A new, hugely popular 15-minute comedy show, Watan ala Watar (Country on a String), is being broadcast daily during Ramadan just about the time most Palestinian families are clearing the iftar table. The satirical sketches - more Wayne and Shuster than Air Farce - lampoon every walk of Palestinian life and every politician.
Thursday's show mocked Hamas, as two of its members were depicted keeping watch over the infamous tunnels that smuggle goods into the blockaded Gaza Strip: Everything that was brought through the tunnels, even a single sheep, was seized, to be divvied up later, many times over.
In an earlier episode, set 500 years in the future, a Palestinian president, Mahmoud Abbas XIII, was left wondering when the Israeli-Palestinian conflict will ever be over.
It's not the sort of thing Palestinians are used to seeing anywhere, let alone on their own state-run television channel.
"But it's the kind of thing we Palestinians have to see," said Imad Farrajine, 32, the writer and principal star of the three-person cast. "Politics has imposed itself on our lives," he said, "and we need to see it for what it is."
Has there been any backlash to any of the criticism of the Palestinian Authority?
"None at all," said Mr. Farrajine, who noted that the television station has asked them to extend their run by another eight shows. Each show is taped the day of, or day before, it is broadcast.
The Palestinian Authority hasn't always been so tolerant of criticism. But Yasser Abed Rabbo, a senior government official and newly appointed head of Palestine TV, now boasts of Watan ala Watar as an example of new freedoms under the PA.
"The president watched the episode [about Abbas XIII]and was very happy with it," he said.
Watan ala Watar grew out of a popular stand-up comedy act Mr. Farrajine and his colleagues began two years ago in the wake of Hamas's takeover of Gaza.
Entitled From Gaza to Ramallah , it was staged by the three 30-something actors who had performed in theatre together for a decade.
Harder hitting than its TV spinoff, FGTR is like nothing seen before in Palestinian society, and in very few places in the Arab world. Palestinians can't get enough of it.
On Thursday night, the act was the headline attraction at the glittering tent in Ramallah's toniest new neighbourhood, Masyoun. Members of the political and business elite paid a 40-shekel ($12) cover charge, sipped nothing stronger than coffee and smoked aromatic narghiles . Every seat had been reserved days in advance. It was the place to be seen.
And Mr. Farrajine & co. didn't disappoint.
They lampooned Palestinian prime minister Salam Fayyad, whom they referred to as "Fufu," even though one of the PM's most senior aides was sitting only a few metres away - laughing heartily.
They mocked Hamas fighters who kept trying to capture more Israeli hostages such as Gilad Shalit, but who only ended up capturing other Palestinians.
The funniest sketch depicted two couples: one couple house-hunting in Gaza (imagine); the other looking for a villa in Masyoun, where many in the well-heeled audience live. It was strangely hilarious in a very black-humour kind of way.

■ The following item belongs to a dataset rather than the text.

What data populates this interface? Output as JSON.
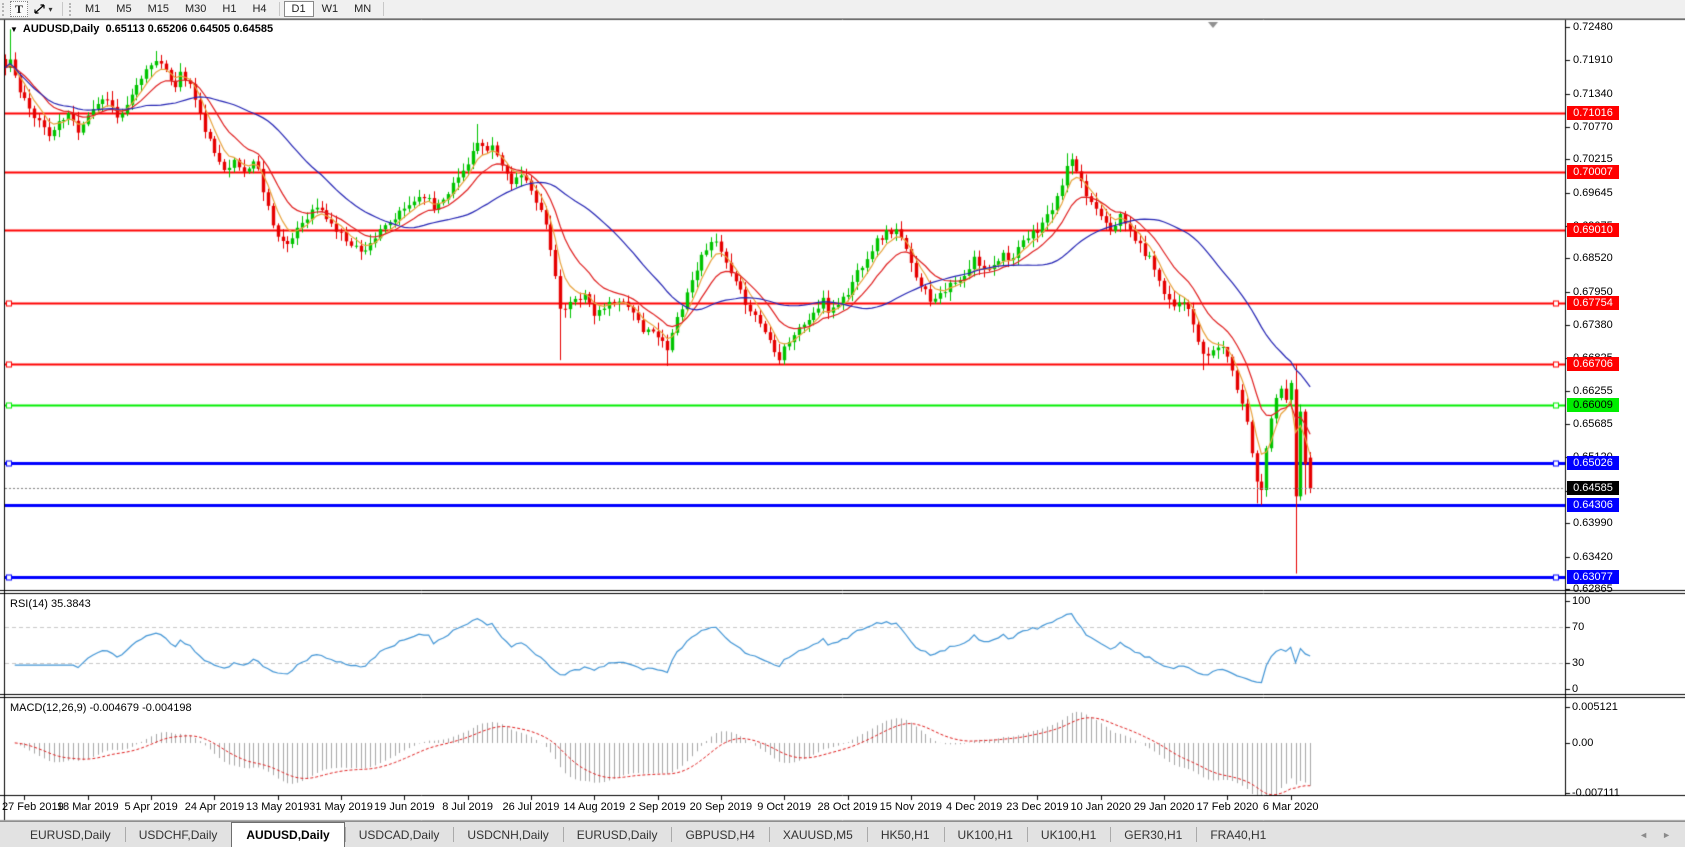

"I think they're funnier live than on their TV show," said Tahani Abu Daqqa, the minister of culture who left chuckling at the end of the performance.
As lively as Ramallah has been, Jerusalem has been deadly quiet this month of Ramadan. There's little street life after hours, and very little glitz.
Is Ramallah the Palestinians' real cultural capital? "Shhh. It's dangerous to say that," Mr. Farrajine said. "But I think it's true."